The fraud was not detected by Foster. A new assistant flagged a suspicious transaction. The court noted that Foster was a wealthy professional busy managing the money of others, which explained why the transfers went undetected for over two years.

When access becomes a legal duty

It was not Prado's job title that created her legal obligation. It was the fact that Foster had entrusted her with access to and control over his personal accounts that placed her in a fiduciary relationship with him, shifting the burden onto her to prove the transfers were authorized.

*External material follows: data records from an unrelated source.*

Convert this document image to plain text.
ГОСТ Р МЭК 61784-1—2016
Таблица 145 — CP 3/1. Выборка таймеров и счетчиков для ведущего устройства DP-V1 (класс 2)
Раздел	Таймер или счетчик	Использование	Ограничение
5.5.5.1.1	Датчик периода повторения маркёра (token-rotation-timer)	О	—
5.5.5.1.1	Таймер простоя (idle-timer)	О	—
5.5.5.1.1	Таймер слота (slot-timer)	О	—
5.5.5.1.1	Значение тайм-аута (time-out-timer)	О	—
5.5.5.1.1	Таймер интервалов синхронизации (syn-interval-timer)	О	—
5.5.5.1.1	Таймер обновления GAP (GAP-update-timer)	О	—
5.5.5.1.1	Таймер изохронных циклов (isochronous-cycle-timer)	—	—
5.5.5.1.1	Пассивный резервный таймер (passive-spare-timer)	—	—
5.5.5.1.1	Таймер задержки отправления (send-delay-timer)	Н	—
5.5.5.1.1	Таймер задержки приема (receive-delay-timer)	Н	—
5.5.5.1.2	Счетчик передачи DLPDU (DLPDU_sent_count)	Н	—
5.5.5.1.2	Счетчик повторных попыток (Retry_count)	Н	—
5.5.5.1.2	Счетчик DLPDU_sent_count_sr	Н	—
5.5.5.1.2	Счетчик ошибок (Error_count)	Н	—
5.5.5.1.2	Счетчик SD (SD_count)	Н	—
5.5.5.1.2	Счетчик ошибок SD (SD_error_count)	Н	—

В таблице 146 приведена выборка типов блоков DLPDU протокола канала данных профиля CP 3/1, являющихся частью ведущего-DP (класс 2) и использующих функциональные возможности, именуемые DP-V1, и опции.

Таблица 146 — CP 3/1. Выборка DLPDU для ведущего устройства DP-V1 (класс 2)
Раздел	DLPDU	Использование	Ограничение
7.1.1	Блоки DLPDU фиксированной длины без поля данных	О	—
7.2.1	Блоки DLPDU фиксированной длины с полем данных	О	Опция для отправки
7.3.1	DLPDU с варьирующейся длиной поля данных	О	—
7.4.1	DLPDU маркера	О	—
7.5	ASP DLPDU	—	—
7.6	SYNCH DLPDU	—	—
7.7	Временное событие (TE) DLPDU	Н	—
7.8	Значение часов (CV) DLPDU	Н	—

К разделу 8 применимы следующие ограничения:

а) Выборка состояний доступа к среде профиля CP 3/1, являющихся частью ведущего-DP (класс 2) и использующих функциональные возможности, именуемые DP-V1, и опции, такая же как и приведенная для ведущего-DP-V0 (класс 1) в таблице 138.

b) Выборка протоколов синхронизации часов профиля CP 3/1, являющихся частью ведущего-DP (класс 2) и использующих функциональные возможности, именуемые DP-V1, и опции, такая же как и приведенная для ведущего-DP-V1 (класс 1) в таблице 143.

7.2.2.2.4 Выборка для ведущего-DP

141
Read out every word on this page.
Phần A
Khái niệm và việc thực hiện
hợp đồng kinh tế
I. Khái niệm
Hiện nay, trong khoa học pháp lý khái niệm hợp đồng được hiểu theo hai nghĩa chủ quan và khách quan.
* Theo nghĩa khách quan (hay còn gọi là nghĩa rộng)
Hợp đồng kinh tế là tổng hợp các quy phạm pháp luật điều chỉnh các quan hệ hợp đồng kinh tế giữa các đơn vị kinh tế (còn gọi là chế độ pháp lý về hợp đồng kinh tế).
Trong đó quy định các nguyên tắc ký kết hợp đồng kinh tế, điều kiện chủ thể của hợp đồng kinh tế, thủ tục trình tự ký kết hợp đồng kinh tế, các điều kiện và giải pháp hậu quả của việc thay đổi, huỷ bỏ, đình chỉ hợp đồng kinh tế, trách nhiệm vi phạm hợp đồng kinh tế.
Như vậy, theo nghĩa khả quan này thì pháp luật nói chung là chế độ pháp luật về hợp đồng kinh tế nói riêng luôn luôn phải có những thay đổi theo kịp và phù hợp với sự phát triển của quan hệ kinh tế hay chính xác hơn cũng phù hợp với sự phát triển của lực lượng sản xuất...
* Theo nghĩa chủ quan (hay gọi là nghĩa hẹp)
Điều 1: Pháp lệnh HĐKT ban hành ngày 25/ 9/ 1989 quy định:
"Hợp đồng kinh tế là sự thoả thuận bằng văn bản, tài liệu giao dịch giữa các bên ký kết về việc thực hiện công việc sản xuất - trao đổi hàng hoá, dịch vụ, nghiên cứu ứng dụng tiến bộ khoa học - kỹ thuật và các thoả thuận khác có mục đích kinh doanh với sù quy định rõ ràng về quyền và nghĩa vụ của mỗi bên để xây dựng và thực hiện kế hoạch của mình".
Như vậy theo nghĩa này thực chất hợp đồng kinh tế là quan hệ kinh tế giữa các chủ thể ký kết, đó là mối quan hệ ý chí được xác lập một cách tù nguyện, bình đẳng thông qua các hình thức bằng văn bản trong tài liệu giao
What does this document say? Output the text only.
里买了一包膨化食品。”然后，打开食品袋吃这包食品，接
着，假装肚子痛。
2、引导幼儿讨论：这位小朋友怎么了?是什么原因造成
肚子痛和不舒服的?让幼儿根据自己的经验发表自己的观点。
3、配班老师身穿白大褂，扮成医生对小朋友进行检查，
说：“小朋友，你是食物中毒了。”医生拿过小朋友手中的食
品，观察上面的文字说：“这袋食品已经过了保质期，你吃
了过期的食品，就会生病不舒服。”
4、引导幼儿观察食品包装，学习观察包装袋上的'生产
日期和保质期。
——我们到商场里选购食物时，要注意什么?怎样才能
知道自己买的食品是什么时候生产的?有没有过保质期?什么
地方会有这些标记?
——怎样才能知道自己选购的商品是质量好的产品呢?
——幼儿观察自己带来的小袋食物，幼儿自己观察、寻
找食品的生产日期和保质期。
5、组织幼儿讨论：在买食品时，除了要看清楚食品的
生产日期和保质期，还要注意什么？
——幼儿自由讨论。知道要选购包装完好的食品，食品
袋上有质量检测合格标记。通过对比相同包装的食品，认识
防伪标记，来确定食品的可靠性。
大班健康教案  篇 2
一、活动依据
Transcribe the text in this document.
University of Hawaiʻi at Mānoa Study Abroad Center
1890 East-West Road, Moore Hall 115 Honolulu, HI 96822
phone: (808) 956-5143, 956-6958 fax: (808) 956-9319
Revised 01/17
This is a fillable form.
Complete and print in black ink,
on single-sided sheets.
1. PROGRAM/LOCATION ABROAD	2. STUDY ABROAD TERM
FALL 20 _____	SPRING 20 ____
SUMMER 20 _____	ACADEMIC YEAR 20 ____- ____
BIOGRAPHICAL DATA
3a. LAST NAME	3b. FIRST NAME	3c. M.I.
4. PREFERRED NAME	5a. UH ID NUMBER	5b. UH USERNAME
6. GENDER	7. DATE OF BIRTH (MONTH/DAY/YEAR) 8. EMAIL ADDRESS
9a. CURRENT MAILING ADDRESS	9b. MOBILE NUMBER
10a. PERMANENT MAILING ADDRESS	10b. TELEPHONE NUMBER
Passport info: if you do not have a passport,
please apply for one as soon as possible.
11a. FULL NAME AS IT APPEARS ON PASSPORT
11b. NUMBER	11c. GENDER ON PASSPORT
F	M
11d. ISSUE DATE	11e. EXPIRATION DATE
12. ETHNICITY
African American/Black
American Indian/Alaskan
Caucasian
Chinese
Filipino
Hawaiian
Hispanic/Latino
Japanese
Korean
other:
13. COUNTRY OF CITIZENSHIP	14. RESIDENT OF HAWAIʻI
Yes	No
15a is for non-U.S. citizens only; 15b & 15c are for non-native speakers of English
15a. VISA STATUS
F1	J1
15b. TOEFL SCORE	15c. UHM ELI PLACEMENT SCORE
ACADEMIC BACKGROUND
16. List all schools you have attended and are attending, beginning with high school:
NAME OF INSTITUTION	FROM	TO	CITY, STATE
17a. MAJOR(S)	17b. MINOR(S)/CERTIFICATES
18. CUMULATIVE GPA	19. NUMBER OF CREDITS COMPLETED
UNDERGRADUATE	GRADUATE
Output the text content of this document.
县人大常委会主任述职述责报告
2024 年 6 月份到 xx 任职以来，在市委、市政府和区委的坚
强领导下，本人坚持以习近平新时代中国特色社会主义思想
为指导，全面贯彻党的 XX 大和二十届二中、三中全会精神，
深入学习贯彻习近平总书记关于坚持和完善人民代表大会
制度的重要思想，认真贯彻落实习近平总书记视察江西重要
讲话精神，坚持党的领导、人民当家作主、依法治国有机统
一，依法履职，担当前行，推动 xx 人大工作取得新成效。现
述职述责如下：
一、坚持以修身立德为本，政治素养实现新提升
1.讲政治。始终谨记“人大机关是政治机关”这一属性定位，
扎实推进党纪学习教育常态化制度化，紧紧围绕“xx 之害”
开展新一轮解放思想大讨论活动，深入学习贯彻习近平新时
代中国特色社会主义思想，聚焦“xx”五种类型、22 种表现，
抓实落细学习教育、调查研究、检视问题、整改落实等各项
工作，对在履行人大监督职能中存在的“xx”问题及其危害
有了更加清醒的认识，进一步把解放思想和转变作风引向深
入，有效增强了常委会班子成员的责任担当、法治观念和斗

She could not meet that burden.

The case underscores how much work should be done at the front end before an employer hands over that level of control, says employment lawyer Charles Millar of Piccolo Heath LLP. “When you’re interviewing somebody, especially for such a critical and trusted role, you really need to do a background check, have some referrals, and comes with a really good history of holding similar roles, trustworthy roles, so that people can speak to the honesty and integrity of this person,” says Millar. “I don't think that the company made an error in placing someone in a position of trust, but where they could have tightened their guardrails was ensuring a proper background check and making sure that before placing them in that position, they came with evidence that they could be trusted.”

Millar also points to the need for ongoing monitoring even when someone is already in a fiduciary role. He notes that many companies now use electronic monitoring policies and internal flags so that if “a certain level of transaction is put through, it gets flagged in the system and often requires higher approval.”

Superior Court Justice R. Lee Akazaki, whose findings against Prado the Court of Appeal upheld, found that Prado's explanations were not credible and that there was no evidence of any reason why Foster would have paid these amounts to her.

On Prado's husband, Mariano Steiner, the Court of Appeal dismissed the claim that he assisted in the fraud, as no evidence of his participation existed. As for the separate question of whether he knowingly received stolen funds, the motion judge had found Steiner liable on that claim and ordered a reference to quantify the amount. The Court of Appeal set that finding of liability aside entirely and directed the knowing receipt claim to proceed to trial.

Employee unable to show approval for transactions

On the Amex charges, Justice Akazaki found that Prado's inability to identify a single purchase made on Foster's behalf “deflated any speculation that the court should permit a fishing expedition to search for emails authorizing transactions.”

On her overall credibility, Justice Akazaki stated: “I could not evaluate Ms. Prado's credibility, beyond giving it a null value.”

The court found that once an employer entrusts an employee with access to and control over financial accounts, the law treats that arrangement as a fiduciary relationship, with the burden of proving authorization resting on the employee. The Court of Appeal further confirmed that where the evidence is sufficiently clear, that question can be resolved without a full trial.

Checks and balances for employees with key access

Millar says the outcome is a reminder that “having everything in writing is critical,” especially in circumstances involving high-trust roles and access to proprietary information and funds. When one side claims payments were gifts or approved compensation, the documents will determine the facts — and in this case there was no evidence Prado ever had permission to take the money, he says.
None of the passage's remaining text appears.